A mí no me gusta decir que voy a “dictar una clase” o que “dicto clases en una universidad”. Y esto no tiene nada que ver con mis sentimientos hacia la labor docente, sino con la frase en sí misma. Es más natural escucharme decir que “tengo una clase en el Ad Portas 415” o que “esta tarde voy a dar una clase sobre cómo hacer una exposición oral”.

A mi modo de ver, la expresión “dictar clase” no comunica el tipo de experiencia que se vive o se pretende vivir en el aula y, por lo tanto, no refleja el ejercicio docente de nuestros tiempos. Dictar es decir algo para que otra persona lo escriba, lo copie o lo repita. También puede ser pronunciar una ley o, en otras palabras, decir algo para que otra persona lo cumpla. Y usted podrá reclamarme, con algo de razón, que la cuarta definición del Diccionario de la Lengua Española consigna que dictar es “dar, pronunciar o impartir una clase, una conferencia”. Bueno, ¿entonces por qué no damos o impartimos una clase en lugar de dictarla?

Puede ser verdad que el contenido semántico de la palabra se esté actualizando, como sucede con muchos términos a lo largo del tiempo. Pero una cosa es que cambien totalmente de significado, como la palabra alienígena, que hasta el siglo XIX denotaba a los extranjeros (opuesta a indígena) y que ahora casi restringe su significado a lo extraterrestre. Pero otra cosa es que una palabra incluya otras definiciones para que tratemos de entender qué pretenden decir los hablantes cuando la usan.

Así, por más que dictar empiece a abarcar la intención de dar o impartir, nuestra mente sigue llamando el significado de la primera definición, apenas pronunciada la palabra. Y para que no nos queden dudas, tengamos en cuenta que su más antigua definición acuñada, publicada en la segunda edición del Diccionario de la Lengua Castellana de 1780, fue “Ir reduciendo á palabras, y expresando los conceptos poco á poco, repetidos, y por partes, para que otro los pueda ir escribiendo”.

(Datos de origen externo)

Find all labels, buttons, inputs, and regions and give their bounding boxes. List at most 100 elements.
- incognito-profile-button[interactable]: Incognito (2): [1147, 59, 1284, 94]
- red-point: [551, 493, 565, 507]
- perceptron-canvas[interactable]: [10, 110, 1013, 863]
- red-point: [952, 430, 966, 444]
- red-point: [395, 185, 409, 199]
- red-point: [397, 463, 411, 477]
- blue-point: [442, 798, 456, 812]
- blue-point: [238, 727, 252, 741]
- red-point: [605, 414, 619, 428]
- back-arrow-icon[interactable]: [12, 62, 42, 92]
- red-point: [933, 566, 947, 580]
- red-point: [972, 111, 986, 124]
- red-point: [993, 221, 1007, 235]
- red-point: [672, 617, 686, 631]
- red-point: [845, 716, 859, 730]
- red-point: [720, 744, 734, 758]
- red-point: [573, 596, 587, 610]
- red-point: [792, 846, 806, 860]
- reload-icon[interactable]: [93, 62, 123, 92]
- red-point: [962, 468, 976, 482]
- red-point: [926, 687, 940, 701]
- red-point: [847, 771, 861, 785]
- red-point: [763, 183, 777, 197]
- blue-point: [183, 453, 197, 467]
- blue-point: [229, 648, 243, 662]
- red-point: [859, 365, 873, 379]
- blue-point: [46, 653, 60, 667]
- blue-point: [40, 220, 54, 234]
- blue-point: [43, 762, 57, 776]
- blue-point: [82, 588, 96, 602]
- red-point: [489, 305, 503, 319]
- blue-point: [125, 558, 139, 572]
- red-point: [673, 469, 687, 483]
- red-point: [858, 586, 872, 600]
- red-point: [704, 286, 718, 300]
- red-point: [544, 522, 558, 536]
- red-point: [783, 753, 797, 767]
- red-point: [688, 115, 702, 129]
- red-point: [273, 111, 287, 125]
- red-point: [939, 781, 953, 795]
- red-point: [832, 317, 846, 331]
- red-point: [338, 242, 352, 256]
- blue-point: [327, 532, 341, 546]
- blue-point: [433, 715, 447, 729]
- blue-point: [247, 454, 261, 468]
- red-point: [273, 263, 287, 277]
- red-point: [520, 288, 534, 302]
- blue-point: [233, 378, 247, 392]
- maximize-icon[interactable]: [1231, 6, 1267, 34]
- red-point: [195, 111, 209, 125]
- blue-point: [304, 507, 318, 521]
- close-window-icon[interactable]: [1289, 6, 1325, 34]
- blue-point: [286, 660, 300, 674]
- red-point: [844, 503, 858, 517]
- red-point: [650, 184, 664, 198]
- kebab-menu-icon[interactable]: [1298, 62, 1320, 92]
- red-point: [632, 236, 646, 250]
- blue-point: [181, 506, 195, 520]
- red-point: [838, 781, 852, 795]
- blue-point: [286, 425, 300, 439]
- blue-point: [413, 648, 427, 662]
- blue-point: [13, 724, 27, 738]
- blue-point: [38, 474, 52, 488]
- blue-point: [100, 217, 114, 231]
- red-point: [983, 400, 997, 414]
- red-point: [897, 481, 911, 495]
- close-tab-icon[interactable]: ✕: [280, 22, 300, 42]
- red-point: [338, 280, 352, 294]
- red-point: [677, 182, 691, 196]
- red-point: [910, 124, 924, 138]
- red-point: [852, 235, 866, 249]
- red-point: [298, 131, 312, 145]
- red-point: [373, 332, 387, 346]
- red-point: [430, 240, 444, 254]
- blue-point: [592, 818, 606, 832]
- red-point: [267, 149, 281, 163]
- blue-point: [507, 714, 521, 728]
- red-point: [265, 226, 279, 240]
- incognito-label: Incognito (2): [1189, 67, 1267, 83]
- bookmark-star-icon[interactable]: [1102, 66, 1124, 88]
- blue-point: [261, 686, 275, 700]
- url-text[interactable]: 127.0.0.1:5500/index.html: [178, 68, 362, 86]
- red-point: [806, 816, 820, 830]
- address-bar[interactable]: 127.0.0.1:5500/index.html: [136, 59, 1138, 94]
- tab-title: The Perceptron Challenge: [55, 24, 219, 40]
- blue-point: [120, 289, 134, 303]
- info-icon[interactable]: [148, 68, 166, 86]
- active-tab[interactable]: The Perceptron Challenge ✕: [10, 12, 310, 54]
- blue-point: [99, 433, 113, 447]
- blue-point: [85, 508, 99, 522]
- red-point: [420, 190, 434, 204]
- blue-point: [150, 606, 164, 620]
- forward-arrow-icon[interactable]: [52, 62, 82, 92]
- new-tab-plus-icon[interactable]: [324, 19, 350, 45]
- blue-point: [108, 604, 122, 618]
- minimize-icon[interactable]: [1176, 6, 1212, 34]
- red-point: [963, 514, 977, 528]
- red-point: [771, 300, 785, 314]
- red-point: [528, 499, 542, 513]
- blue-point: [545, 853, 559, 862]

En otras palabras, si sus clases se siguen basando en la metodología de decir algo para que otros lo copien, lo memoricen y lo repitan, está bien, usted dicta clases. Debemos pensar en que se trata de un dictador de clases y, claro, toda la experiencia se traducirá en una dictadura de clase.

Así fue la educación durante una gran parte de nuestra historia. Pero si usted propende por lo práctico, las experiencias, la innovación educativa y la flexibilidad curricular, entre otras características, acordemos que, tal vez, nos hace falta otro nombre para denotar esta actividad docente.

Pero sería muy pretencioso andar por ahí diciendo que va a “impartir una clase en el Edificio D”. El término es preciso, pero puede sonar elevado para algunos interlocutores. En casos como este, la sencillez es la respuesta: dar clase.

Es cierto. Dar es un verbo corriente. Es el decimosegundo más usado en nuestra lengua y aparece 1.623 veces por cada millón de palabras que se escriben en español, pero su significado es, a la vez, sencillo y profundo: fácil de entender y amplio en su comprensión. Dar es entregar, donar, ofrecer con generosidad sin esperar nada a cambio. Cuando damos clase, nos enfocamos en compartir, en hacer partícipe a la otra persona de nuestro conocimiento y experiencias, con el fin de que estas sean usadas para construir algo nuevo. En términos metafóricos, dar es sinónimo de caridad. Es solidaridad con la búsqueda del bienestar emprendida por las demás personas. Dar es sinónimo de alegría, como lo explica San Pablo en su Segunda Carta a los Corintios, y es entregar desinteresadamente porque “no hay nada que explicar”, como canta Fito Páez. Y por todas estas razones y relaciones, prefiero dar una clase antes que dictarla.